Se la montagna non va da Maometto, Maometto va dalla montagna. Visto che lo slogan “la Cina è vicina” è rimasto, per i giovani del Sessantotto italiano, una promessa non mantenuta, ci hanno pensato gli orientali –già da parecchi anni- ad accostarsi al nostro modello consumistico. E con che grinta, con che determinazione. Con quale ferocia, verrebbe da aggiungere.

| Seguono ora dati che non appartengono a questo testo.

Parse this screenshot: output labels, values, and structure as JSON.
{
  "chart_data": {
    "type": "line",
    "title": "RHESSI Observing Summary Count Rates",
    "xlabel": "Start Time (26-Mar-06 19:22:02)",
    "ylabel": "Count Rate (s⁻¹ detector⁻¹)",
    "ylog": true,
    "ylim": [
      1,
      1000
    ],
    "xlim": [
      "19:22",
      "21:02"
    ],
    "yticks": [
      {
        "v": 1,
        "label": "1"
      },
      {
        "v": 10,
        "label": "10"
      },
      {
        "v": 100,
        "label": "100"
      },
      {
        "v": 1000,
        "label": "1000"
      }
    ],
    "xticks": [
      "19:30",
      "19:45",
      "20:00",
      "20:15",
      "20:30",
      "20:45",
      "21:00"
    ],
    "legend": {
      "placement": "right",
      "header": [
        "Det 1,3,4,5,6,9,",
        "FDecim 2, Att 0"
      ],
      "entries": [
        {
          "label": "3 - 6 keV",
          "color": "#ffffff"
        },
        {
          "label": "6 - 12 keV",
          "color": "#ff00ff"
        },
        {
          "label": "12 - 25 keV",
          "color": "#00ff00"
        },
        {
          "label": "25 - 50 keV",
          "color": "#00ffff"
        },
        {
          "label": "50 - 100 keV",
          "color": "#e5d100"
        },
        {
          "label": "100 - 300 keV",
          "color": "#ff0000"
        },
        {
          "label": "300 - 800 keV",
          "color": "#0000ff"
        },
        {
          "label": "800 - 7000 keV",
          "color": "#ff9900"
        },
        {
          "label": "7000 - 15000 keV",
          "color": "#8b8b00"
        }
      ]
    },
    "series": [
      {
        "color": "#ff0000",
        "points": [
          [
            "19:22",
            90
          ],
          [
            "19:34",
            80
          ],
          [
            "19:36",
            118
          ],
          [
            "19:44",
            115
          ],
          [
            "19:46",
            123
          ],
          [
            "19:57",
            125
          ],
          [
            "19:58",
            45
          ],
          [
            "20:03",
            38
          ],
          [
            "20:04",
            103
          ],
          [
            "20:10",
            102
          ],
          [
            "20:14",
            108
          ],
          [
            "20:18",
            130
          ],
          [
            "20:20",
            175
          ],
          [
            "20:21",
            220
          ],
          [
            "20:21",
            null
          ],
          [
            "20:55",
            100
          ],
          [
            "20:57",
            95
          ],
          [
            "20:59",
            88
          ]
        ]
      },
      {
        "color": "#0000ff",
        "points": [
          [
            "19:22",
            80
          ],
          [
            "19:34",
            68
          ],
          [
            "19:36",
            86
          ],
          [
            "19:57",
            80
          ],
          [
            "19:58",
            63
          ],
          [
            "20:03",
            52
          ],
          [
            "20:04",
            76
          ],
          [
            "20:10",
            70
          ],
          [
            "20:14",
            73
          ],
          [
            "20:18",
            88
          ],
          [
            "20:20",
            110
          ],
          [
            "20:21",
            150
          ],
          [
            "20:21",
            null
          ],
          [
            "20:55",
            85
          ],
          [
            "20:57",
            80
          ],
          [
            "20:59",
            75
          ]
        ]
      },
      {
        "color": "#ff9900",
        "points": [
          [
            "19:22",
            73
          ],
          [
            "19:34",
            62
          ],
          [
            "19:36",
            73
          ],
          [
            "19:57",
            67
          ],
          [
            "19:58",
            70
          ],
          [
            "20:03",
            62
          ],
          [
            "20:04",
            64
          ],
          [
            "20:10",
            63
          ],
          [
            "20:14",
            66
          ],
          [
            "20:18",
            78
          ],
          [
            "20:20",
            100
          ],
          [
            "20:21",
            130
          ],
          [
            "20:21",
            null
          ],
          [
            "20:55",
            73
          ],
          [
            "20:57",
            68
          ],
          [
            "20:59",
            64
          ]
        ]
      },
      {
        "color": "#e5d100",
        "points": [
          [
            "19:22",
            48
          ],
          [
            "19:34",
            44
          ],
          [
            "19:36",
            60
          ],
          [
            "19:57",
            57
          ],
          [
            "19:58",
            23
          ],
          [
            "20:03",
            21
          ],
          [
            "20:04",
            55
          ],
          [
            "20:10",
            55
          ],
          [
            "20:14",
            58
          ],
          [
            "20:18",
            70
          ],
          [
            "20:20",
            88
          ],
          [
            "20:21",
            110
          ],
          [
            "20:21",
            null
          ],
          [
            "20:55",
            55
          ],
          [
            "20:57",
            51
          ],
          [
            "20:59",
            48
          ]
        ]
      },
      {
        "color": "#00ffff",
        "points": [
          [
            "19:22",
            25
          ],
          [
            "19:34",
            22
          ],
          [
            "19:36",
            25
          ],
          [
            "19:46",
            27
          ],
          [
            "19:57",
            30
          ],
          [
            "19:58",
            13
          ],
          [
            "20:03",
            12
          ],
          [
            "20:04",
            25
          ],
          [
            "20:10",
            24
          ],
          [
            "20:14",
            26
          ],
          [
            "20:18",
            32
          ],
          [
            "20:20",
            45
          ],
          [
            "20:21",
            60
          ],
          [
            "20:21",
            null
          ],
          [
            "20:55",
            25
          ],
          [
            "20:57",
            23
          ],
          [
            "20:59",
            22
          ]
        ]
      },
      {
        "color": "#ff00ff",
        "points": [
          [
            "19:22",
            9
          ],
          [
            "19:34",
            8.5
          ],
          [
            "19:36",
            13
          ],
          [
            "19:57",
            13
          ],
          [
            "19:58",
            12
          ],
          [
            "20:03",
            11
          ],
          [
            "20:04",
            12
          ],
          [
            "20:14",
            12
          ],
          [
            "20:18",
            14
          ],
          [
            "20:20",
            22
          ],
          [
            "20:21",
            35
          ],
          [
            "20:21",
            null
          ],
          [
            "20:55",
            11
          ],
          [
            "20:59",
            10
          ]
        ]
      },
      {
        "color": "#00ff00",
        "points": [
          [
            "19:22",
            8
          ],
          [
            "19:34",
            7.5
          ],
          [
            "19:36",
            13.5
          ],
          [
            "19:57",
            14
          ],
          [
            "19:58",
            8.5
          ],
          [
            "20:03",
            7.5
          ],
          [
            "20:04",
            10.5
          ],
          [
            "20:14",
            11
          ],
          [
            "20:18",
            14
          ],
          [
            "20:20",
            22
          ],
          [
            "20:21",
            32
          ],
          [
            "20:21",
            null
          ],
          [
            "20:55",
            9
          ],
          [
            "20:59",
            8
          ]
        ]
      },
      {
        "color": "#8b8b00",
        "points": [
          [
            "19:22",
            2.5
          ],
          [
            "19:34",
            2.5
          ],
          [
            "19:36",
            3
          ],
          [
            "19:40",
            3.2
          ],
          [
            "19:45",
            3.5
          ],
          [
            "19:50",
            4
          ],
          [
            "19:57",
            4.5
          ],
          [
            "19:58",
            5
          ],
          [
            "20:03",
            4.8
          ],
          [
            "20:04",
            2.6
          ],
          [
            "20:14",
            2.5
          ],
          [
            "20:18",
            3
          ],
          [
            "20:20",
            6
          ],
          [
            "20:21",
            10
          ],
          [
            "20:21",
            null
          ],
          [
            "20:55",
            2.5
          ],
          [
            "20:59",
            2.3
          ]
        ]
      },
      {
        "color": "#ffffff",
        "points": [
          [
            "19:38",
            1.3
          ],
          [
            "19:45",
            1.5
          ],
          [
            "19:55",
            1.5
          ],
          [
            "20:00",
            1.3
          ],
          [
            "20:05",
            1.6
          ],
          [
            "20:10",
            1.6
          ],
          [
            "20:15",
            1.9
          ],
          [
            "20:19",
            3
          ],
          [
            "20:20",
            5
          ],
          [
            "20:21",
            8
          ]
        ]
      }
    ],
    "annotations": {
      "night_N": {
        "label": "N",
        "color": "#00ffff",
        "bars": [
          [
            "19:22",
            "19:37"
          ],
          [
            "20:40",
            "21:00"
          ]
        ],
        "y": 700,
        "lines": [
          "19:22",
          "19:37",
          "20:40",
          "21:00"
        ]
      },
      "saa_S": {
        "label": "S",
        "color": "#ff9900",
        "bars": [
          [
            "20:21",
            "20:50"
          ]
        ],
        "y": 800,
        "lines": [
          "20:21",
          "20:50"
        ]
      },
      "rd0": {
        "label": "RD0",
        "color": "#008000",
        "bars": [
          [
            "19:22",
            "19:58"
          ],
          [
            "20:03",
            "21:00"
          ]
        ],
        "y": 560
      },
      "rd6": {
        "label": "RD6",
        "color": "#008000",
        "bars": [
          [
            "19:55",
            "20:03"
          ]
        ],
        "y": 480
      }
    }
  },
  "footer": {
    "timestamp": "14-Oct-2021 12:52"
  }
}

Sarà anche vero che il capitalismo è in fase calante ma di sicuro, lì a Est, assesta dei colpi di coda rimbombanti.
I risultati di una nuova
ricerca IPSOS parlano chiaro:
il 71% dei cinesi, alla domanda: “Valutate il vostro successo personale a seconda delle cose che possedete?”, ha risposto: “Sì”. Dal sondaggio, che ha preso in esame oltre 16.000 persone in 20 nazioni, emerge dunque che
la Cina è il Paese più materialista del mondo. Seguita a ruota dall’India, col 58%. I più virtuosi –tenendo conto dei parametri del nostro giornale, secondo cui il senso della vita va ricercato soprattutto nella spiritualità, che è un bene più importante e durevole- sono
gli svedesi: solo il 7% di loro identifica il successo coi possedimenti mondani. La media mondiale è 34% -la Francia si colloca proprio in questa posizione. E gli italiani? 22%, come i giapponesi.
È lecito domandarsi quanto sia realistica questa classifica. Nel senso che, trattandosi di un tema così personale, riguardante l’immagine che abbiamo di noi stessi ma soprattutto l’immagine che proiettiamo sugli altri, è probabile che in tanti non siano stati sinceri –vuoi per pudore, vuoi per consegnare il proprio lato positivo ai posteri. Ma allora, a questo punto, c’è un’altra curiosità: come mai gli americani –generalmente il popolo più spudorato nell’esaltare il valore dell’effimero- sono parecchio in fondo alla classifica, col loro 21% ? Il 58% degli indiani non stupisce più di tanto –certamente sono conosciuti per la spiritualità, ma nessuno ha mai pensato che la maggioranza della popolazione pratichi l’ascetismo; il 21% degli statunitensi, di contro, se è un dato realistico sarebbe una gran bella notizia.
Cosa desiderano i cinesi dell’epoca 2.0? Tanto per cominciare un appartamento, una macchina, uno smartphone, una fotocamera SLR e un computer portatile. Poi –melius abundare– vestiti firmati e arredamento. Siamo ben lontani, insomma, dall’epoca dei “three circles and a speaker” –bicicletta, orologio, macchina per cucire e radio- sogno proibito dell’epoca maoista.
Ma perché una persona decide di fondare la propria esistenza sui beni fuggevoli? La seconda domanda del sondaggio IPSOS fornisce una spiegazione a questo riguardo. È stato chiesto alla gente comune se si riconosce nella frase: “La società vi mette sotto pressione affinché abbiate successo e facciate soldi?” . Anche in questo caso, i cinesi si sono fatti valere: il 68% ha risposto affermativamente. Stavolta, i più virtuosi siamo noi italiani, col 25% -a seguire la Svezia col 26% e il Giappone col 29%. La media generale, riguardo a questo specifico quesito, è 46%.
I cinesi, dunque, non hanno fatto un’ottima figura. Però, in compenso, il cielo sopra Pechino si tinge di ottimismo: il 56% si è dichiarato ottimista riguardo alle personali prospettive per l’anno a venire. C’è però chi ha un approccio ancor più positivo verso il proprio futuro: Sudafrica (75%); Brasile (74%); Svezia (73%); Canada, Argentina e India (71%). L’Italia, questa volta, è fanalino di coda in negativo: il 46% dei nostri concittadini vede davanti a sé un buon 2014 (la Corea del Sud è ultima, col 39%). Le percentuali, comprensibilmente, sono ancora più basse quando viene chiesto se sono ottimisti riguardo al proprio Paese: vince l’India col 53%, ultimo posto per la Francia col 9% (l’Italia, ferma al 10%, non è molto distante dai cugini d’Oltralpe).
«La Rivoluzione» , diceva il “Timoniere” Mao Zedong, «non è un pranzo di gala». Lo hanno preso in parola, i suoi connazionali: non è una tavola lussuosa l’oggetto dei loro desideri, bensì l’oggettistica pop, che tutti ci unisce nel grande Villaggio Globale.